The place was really beautiful nestled into some rolling hills with the earth and grass scorched yellow brown by the California sun of 1976.  There was a drought that year so we had to be careful how much water we were drinking as the wells would run dry.  I knew about this from living on a farm.  Our well watered my brother and me, my parents as well as the horses in the stable and the pigs in the barn.  We never ran out of water, so we must have had a very good well.  My Dad would say when we wanted milk which I would gulp down three glasses at a time, "There's water in the tap, drink that," when I him asked for something else.  We were allowed to drink beer when we were working which was most of the time and I remember feeling very grown up drinking beer after digging fencepost holes all day long and building fences to keep the horses in.

A group of about eight of us found a place to sit in a circle under a tree led by Bob.  I sat cross-legged working on my best Siddhartha imitation and listened to them talk.  We were supposed to share a little bit about ourselves; where were from and what were we doing, kinds like that. We went around the group in a circle and I heard from the others who were mostly older.  One said that he was in University and felt lost.  Another was a couple that came to the farm together in their car.  They said, "We are looking for some kind of alternative to the city where everything is so rushed and impersonal."  They said they were living together in San Francisco.  I thought, "Wow it must be nice to live with someone you love and they seemed really sweet, earnest and genuine."
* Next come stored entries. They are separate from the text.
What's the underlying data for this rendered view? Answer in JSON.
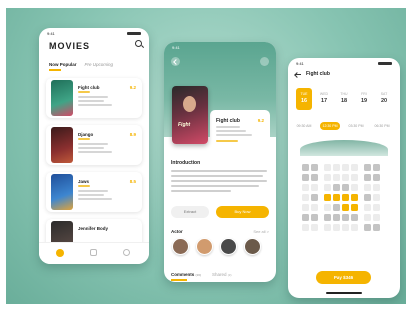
{
  "status_time": "9:41",
  "list_screen": {
    "title": "MOVIES",
    "tabs": [
      "Now Popular",
      "Pre Upcoming"
    ],
    "movies": [
      {
        "title": "Fight club",
        "rating": "9.2",
        "poster_color": "#2f8a70"
      },
      {
        "title": "Django",
        "rating": "8.9",
        "poster_color": "#7a2c2c"
      },
      {
        "title": "Jaws",
        "rating": "8.5",
        "poster_color": "#2a6db5"
      },
      {
        "title": "Jennifer Body",
        "rating": "",
        "poster_color": "#3b3b3b"
      }
    ]
  },
  "detail_screen": {
    "movie_title": "Fight club",
    "rating": "9.2",
    "poster_text": "Fight",
    "intro_heading": "Introduction",
    "watch_button": "Extract",
    "buy_button": "Buy Now",
    "actor_heading": "Actor",
    "see_all": "See all >",
    "actor_colors": [
      "#8a6a55",
      "#d19b6e",
      "#4a4a4a",
      "#6b5a4a"
    ],
    "comments_tab": "Comments",
    "comments_count": "(16)",
    "shared_tab": "Shared",
    "shared_count": "(3)"
  },
  "booking_screen": {
    "title": "Fight club",
    "dates": [
      {
        "day": "TUE",
        "num": "16",
        "selected": true
      },
      {
        "day": "WED",
        "num": "17",
        "selected": false
      },
      {
        "day": "THU",
        "num": "18",
        "selected": false
      },
      {
        "day": "FRI",
        "num": "19",
        "selected": false
      },
      {
        "day": "SAT",
        "num": "20",
        "selected": false
      }
    ],
    "times": [
      {
        "label": "09:30 AM",
        "selected": false
      },
      {
        "label": "12:30 PM",
        "selected": true
      },
      {
        "label": "03:30 PM",
        "selected": false
      },
      {
        "label": "06:30 PM",
        "selected": false
      }
    ],
    "pay_button": "Pay $346"
  },
  "colors": {
    "accent": "#f5b400",
    "background": "#87c4b2"
  }
}
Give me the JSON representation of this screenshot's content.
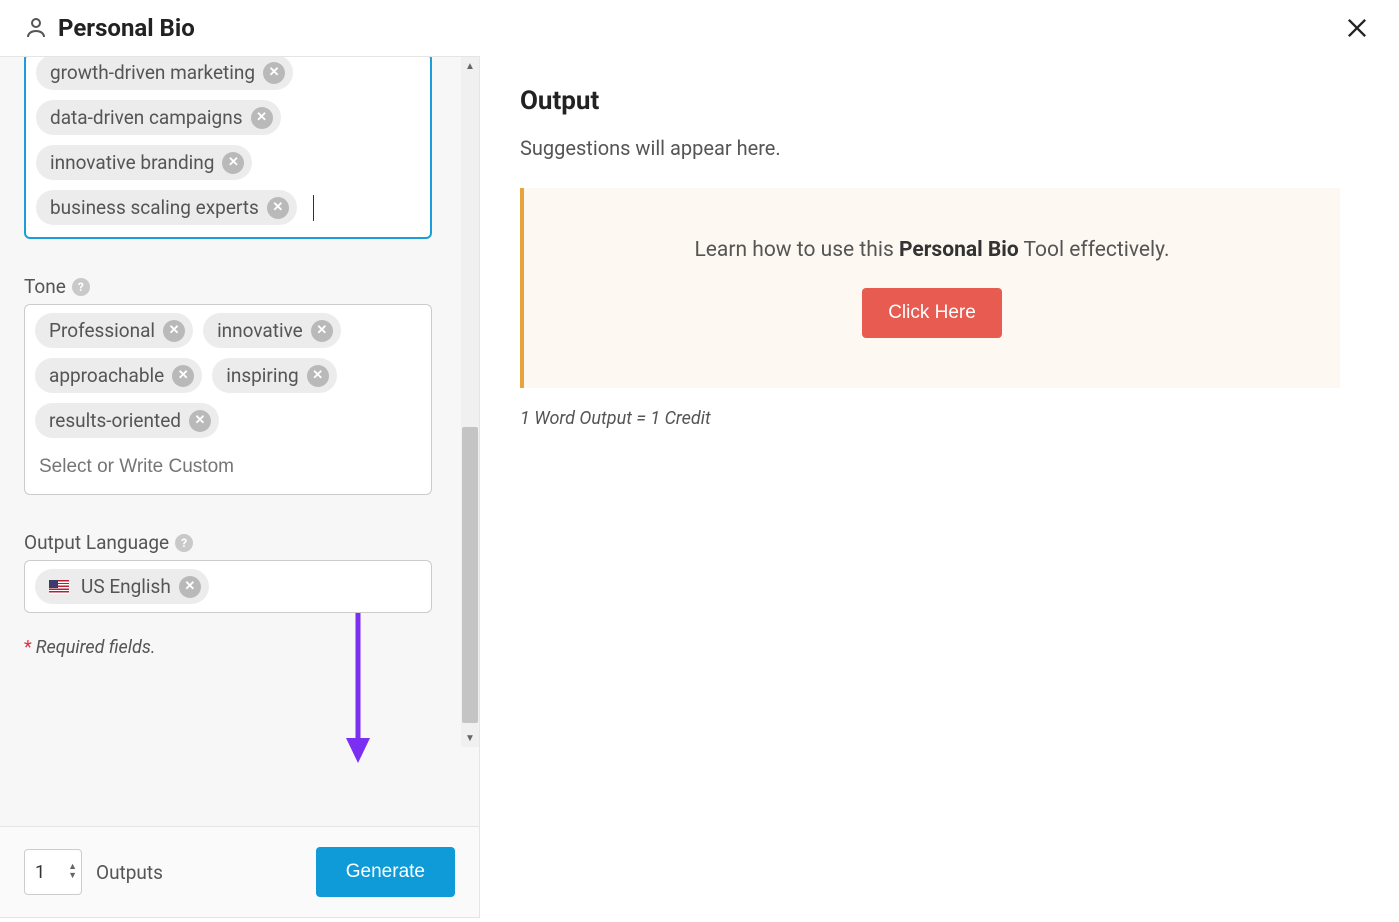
{
  "header": {
    "title": "Personal Bio"
  },
  "keywords": {
    "tags": [
      "growth-driven marketing",
      "data-driven campaigns",
      "innovative branding",
      "business scaling experts"
    ]
  },
  "tone": {
    "label": "Tone",
    "tags": [
      "Professional",
      "innovative",
      "approachable",
      "inspiring",
      "results-oriented"
    ],
    "placeholder": "Select or Write Custom"
  },
  "language": {
    "label": "Output Language",
    "value": "US English"
  },
  "required_note": "Required fields.",
  "outputs": {
    "value": "1",
    "label": "Outputs"
  },
  "generate_label": "Generate",
  "output": {
    "title": "Output",
    "suggestions": "Suggestions will appear here.",
    "tip_prefix": "Learn how to use this ",
    "tip_bold": "Personal Bio",
    "tip_suffix": " Tool effectively.",
    "cta": "Click Here",
    "credit_note": "1 Word Output = 1 Credit"
  }
}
When my turn came I said, "I love to play guitar and I want to learn all I can.  I am just finishing high school.  I live on a farm and I am traveling to find out more about the world.  You need to get off the farm to really find out what is going on," I added, acting like I was wise beyond my years.

Everyone clapped and applauded whenever I said anything, especially when I said I played guitar.  But then, they clapped whenever anyone said anything, but I kind of liked that.  Bob had already shown himself to be an amazing guitar player so I was feeling lucky to be paired with him.  He said he would teach me some songs later.
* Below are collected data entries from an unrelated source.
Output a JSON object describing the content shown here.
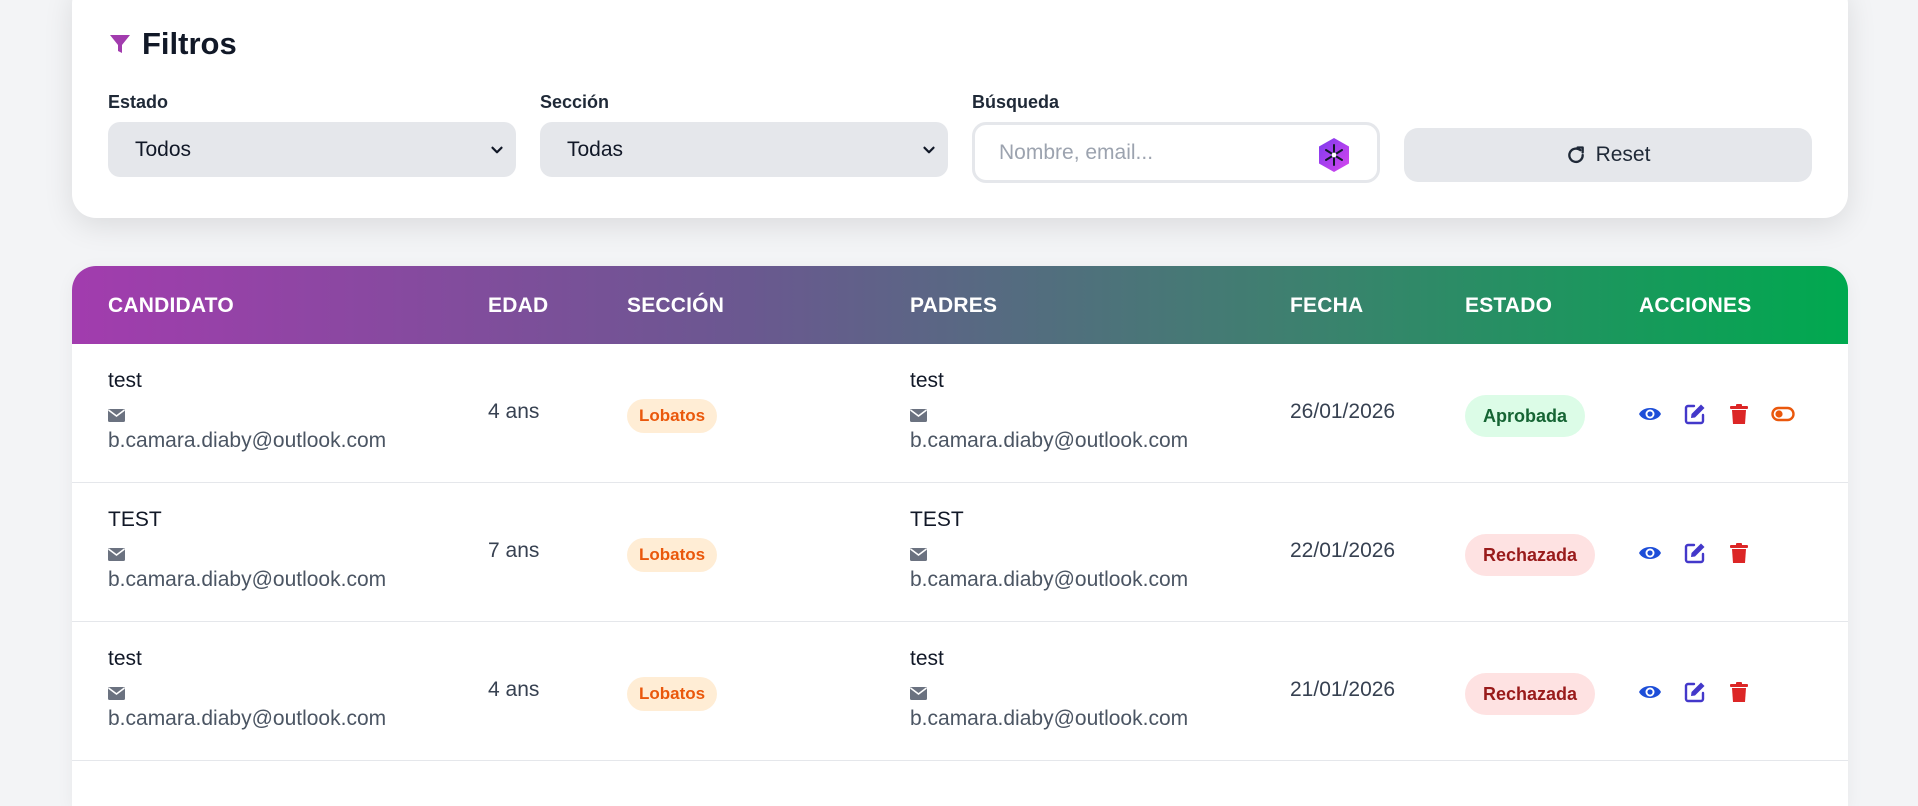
{
  "filters": {
    "title": "Filtros",
    "estado_label": "Estado",
    "estado_value": "Todos",
    "seccion_label": "Sección",
    "seccion_value": "Todas",
    "busqueda_label": "Búsqueda",
    "busqueda_placeholder": "Nombre, email...",
    "reset_label": "Reset"
  },
  "table": {
    "columns": {
      "candidato": "CANDIDATO",
      "edad": "EDAD",
      "seccion": "SECCIÓN",
      "padres": "PADRES",
      "fecha": "FECHA",
      "estado": "ESTADO",
      "acciones": "ACCIONES"
    },
    "rows": [
      {
        "candidate_name": "test",
        "candidate_email": "b.camara.diaby@outlook.com",
        "age": "4 ans",
        "section": "Lobatos",
        "parent_name": "test",
        "parent_email": "b.camara.diaby@outlook.com",
        "date": "26/01/2026",
        "status": "Aprobada"
      },
      {
        "candidate_name": "TEST",
        "candidate_email": "b.camara.diaby@outlook.com",
        "age": "7 ans",
        "section": "Lobatos",
        "parent_name": "TEST",
        "parent_email": "b.camara.diaby@outlook.com",
        "date": "22/01/2026",
        "status": "Rechazada"
      },
      {
        "candidate_name": "test",
        "candidate_email": "b.camara.diaby@outlook.com",
        "age": "4 ans",
        "section": "Lobatos",
        "parent_name": "test",
        "parent_email": "b.camara.diaby@outlook.com",
        "date": "21/01/2026",
        "status": "Rechazada"
      }
    ]
  },
  "colors": {
    "accent_purple": "#a23cae",
    "accent_green": "#00a94f",
    "approved_bg": "#dcfce7",
    "approved_text": "#166534",
    "rejected_bg": "#fee2e2",
    "rejected_text": "#991b1b",
    "view_icon": "#1d4ed8",
    "edit_icon": "#4338ca",
    "delete_icon": "#dc2626",
    "toggle_icon": "#ea580c"
  },
  "icons": {
    "filter": "funnel-icon",
    "chevron": "chevron-down-icon",
    "search_assist": "sparkle-icon",
    "reset": "rotate-icon",
    "email": "envelope-icon",
    "view": "eye-icon",
    "edit": "edit-icon",
    "delete": "trash-icon",
    "toggle": "toggle-icon"
  }
}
Everyone seemed to be searching for something was the common thread of the group.  Bob kept repeating the response, "What better thing could you be doing right now, than being here in this place?" Everyone was new in the group.  Each was going to stay a few days and then go back to the city or further on down the road.  The people who were here longer were kept away from the new people and it was stressed that we need to stay positive.

Later Bob promised that there would be a meeting lecture tonight, "That will blow your mind."  But now we would go to the fields to work. I was looking forward to this work, as it was something I was familiar with.  When we got to the fields I noticed that the garden and growth wasn't very big for the number of people that the farm had to feed.  We worked in patches of carrots doing the weeding and in the tomato patch.  I was lucky to be near Rebecca and I asked her a few questions and got to know her a bit more.  She had been here for about a year I learned.  She said, "This lecture tonight will be amazing.  You won't believe what you are going to hear."

I said, "I'm really looking forward to it."

And she said, " It's good that you are asking questions.  You need to find out what the truth is."